Whenever a community is built, one of the most important decisions comes with planning roads through it. Local governments have learned that during disasters, only one road out of a community is often insufficient to handle local traffic. Planning boards have found it is best to require new communities to have more than one exit for residents, so choosing to simply expand an existing development could be the best solution for the developer. The road that already allows entry and exit from the community is generally the only one needed if the builder plans to add a simple extension to an existing area.

Adding Amenities

Many older community developments have fewer amenities than their newer counterparts, and this fact alone can keep property values low.
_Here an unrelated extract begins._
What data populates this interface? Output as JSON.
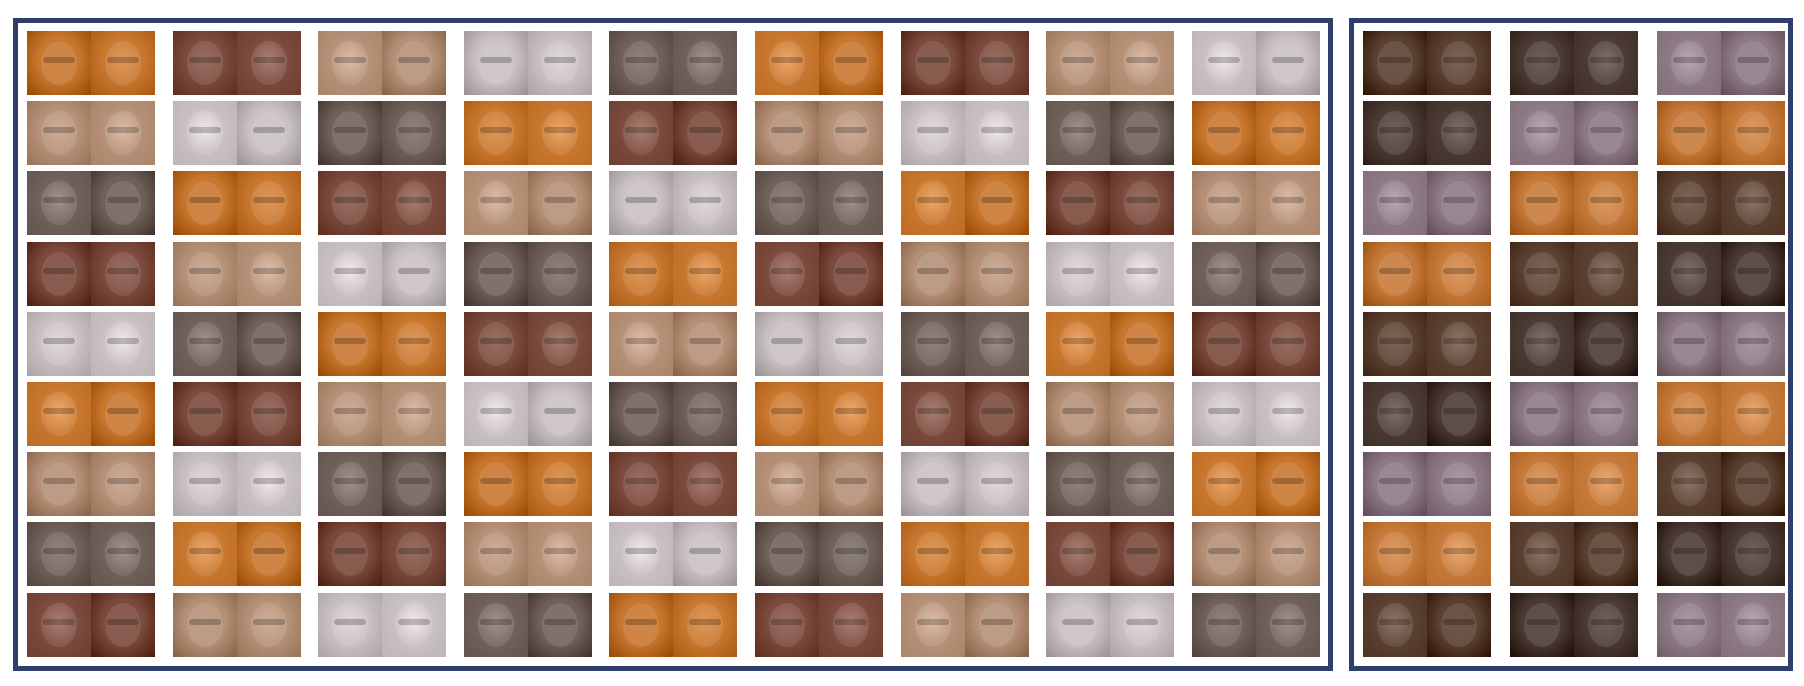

If the builder will be adding amenities they can also enjoy, residents in an existing neighbourhood might be willing to support expansion. They see it as a way to add value to their own properties, and the cost will be passed on to the newest homeowners. Their family will be able to take advantage of any parks, pools and clubhouses that are added without raising their fee for using them. It is one of the best ways to ensure support when the zoning board has a hearing to allow the project to be approved.

Environmental Concerns

Even just a few decades ago, many small towns were more concerned with traffic tie-ups than environmental issues, but that has all changed. Damage to the water table from runoff or too much development has become a major concern, and builders must address it as part of their building plans. Many of them prefer to add nature walks and wildlife areas with ponds, and they use water filtration media that is provided by companies like Minerals Marketing to meet the local regulations for keeping runoff down as well as saving the water table. It adds value to the properties, and it allows them a better chance of receiving a permit to continue.

There are many benefits for builders when they choose expanding an older development rather than proposing a new one, and they are quick to take advantage of them if possible. The new development will have more amenities, but there are breaks for adding it on to an existing neighbourhood. Residents who will gain access to the amenities will support the project, and the builder will be able to create more homes without expanding the existing road system more than necessary.